Basic and diluted earnings per share are negative for Tullow Oil (LSE: TLW) the beleaguered FTSE 250 oil and gas exploration and production group.
A pre-tax loss of $500 million certainly doesn’t help.
A $750 million rights issue in April 2017 reduced net debt by about $1 billion give or take but the balance sheet still looks weak with total liabilities at $7 billion and current assets standing at $2.3 billion.
A significant proportion of Tullow’s non-current assets are made up of ‘intangible exploration and
evaluation assets’ and PPE.
A quick back of the fag packet balance sheet intrinsic valuation of Tullow Oil reduces intangibles and PPE by two thirds and takes the remainder of the assets at full value leaving an asset value of $5.3 billion.
When total liabilities equate to $7 billion it is no wonder management are spending a significant amount of resources – shareholder resources – on the reduction of debt.

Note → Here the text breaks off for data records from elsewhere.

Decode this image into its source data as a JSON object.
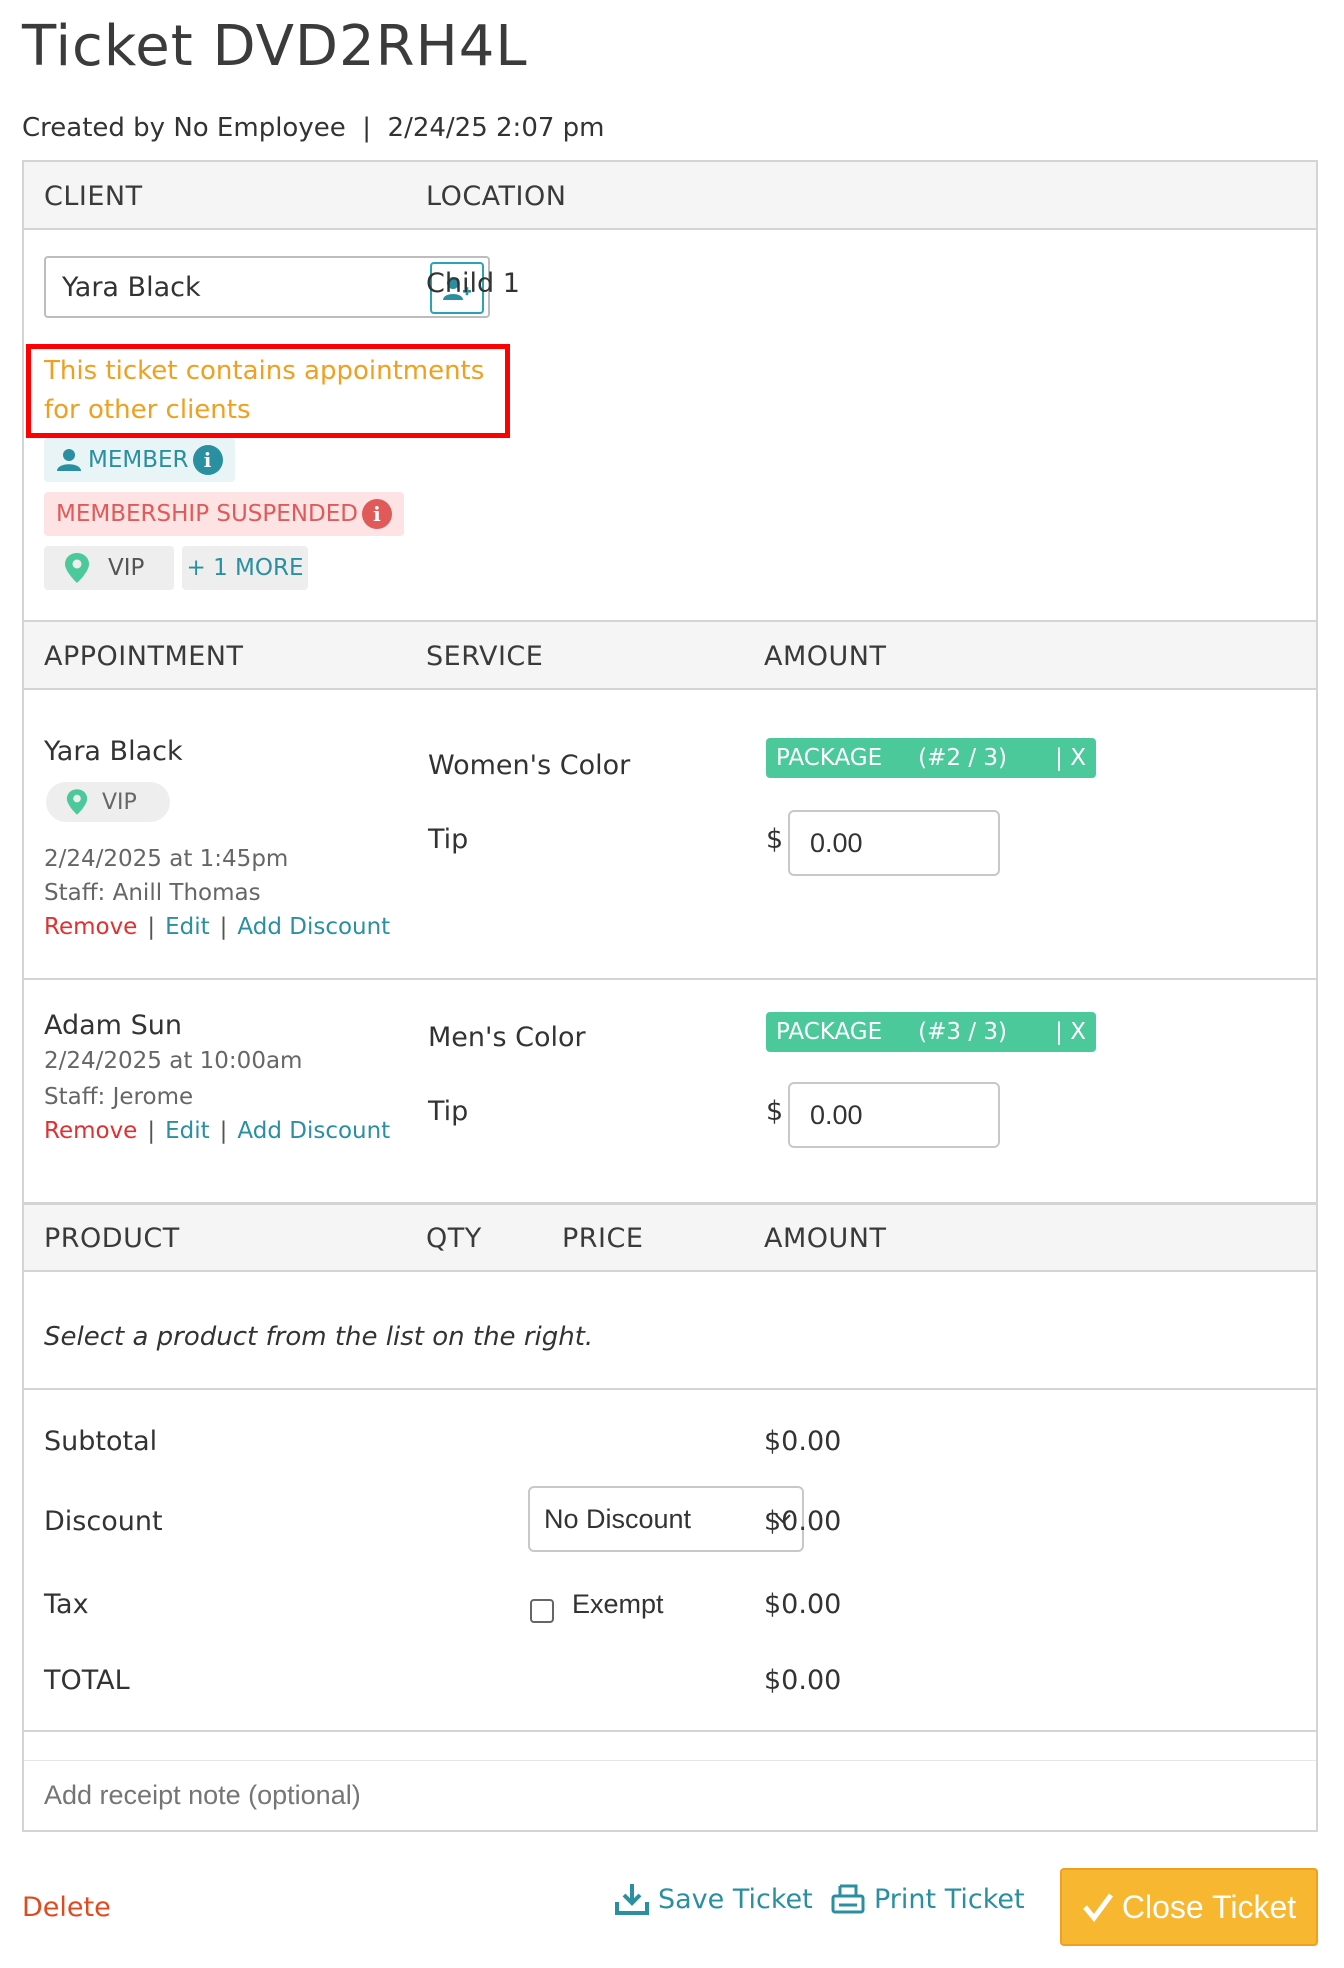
{
  "page": {
    "title": "Ticket DVD2RH4L",
    "created": "Created by No Employee  |  2/24/25 2:07 pm"
  },
  "client_section": {
    "client_header": "CLIENT",
    "location_header": "LOCATION",
    "client_name": "Yara Black",
    "warning": "This ticket contains appointments for other clients",
    "tags": {
      "member": "MEMBER",
      "suspended": "MEMBERSHIP SUSPENDED",
      "vip": "VIP",
      "more": "+ 1 MORE"
    },
    "location": "Child 1"
  },
  "appointments": {
    "headers": {
      "appointment": "APPOINTMENT",
      "service": "SERVICE",
      "amount": "AMOUNT"
    },
    "items": [
      {
        "client": "Yara Black",
        "tag": "VIP",
        "datetime": "2/24/2025 at 1:45pm",
        "staff": "Staff: Anill Thomas",
        "service": "Women's Color",
        "tip_label": "Tip",
        "badge_label": "PACKAGE",
        "badge_count": "(#2 / 3)",
        "badge_close": "| X",
        "currency": "$",
        "tip_value": "0.00"
      },
      {
        "client": "Adam Sun",
        "datetime": "2/24/2025 at 10:00am",
        "staff": "Staff: Jerome",
        "service": "Men's Color",
        "tip_label": "Tip",
        "badge_label": "PACKAGE",
        "badge_count": "(#3 / 3)",
        "badge_close": "| X",
        "currency": "$",
        "tip_value": "0.00"
      }
    ],
    "links": {
      "remove": "Remove",
      "edit": "Edit",
      "add_discount": "Add Discount",
      "sep": "|"
    }
  },
  "products": {
    "headers": {
      "product": "PRODUCT",
      "qty": "QTY",
      "price": "PRICE",
      "amount": "AMOUNT"
    },
    "hint": "Select a product from the list on the right."
  },
  "summary": {
    "subtotal_label": "Subtotal",
    "subtotal": "$0.00",
    "discount_label": "Discount",
    "discount_select": "No Discount",
    "discount": "$0.00",
    "tax_label": "Tax",
    "exempt_label": "Exempt",
    "tax": "$0.00",
    "total_label": "TOTAL",
    "total": "$0.00"
  },
  "receipt_note": {
    "placeholder": "Add receipt note (optional)"
  },
  "footer": {
    "delete": "Delete",
    "save": "Save Ticket",
    "print": "Print Ticket",
    "close": "Close Ticket"
  },
  "colors": {
    "accent": "#2a8fa0",
    "danger": "#e03030",
    "warning": "#f0a020",
    "package": "#4cc99b",
    "close_button": "#f7b731"
  }
}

The full year pre-tax loss up to 31 December 2016 was a whopping $900 million and has been negative for three years in a row.
The one ray of hope for shareholders from CEO Paul McDade is his appointment of a ‘new and highly experienced Executive team who are focused on returning Tullow to growth through financial discipline, efficient use of capital and by delivering on the potential of a diverse portfolio of low-cost production, development and exploration assets.’
A slight uptick in half year revenue leaves little else for investors to go on.
The share price is on trend to reach 2016 lows of 110p so for now the stock is a pass.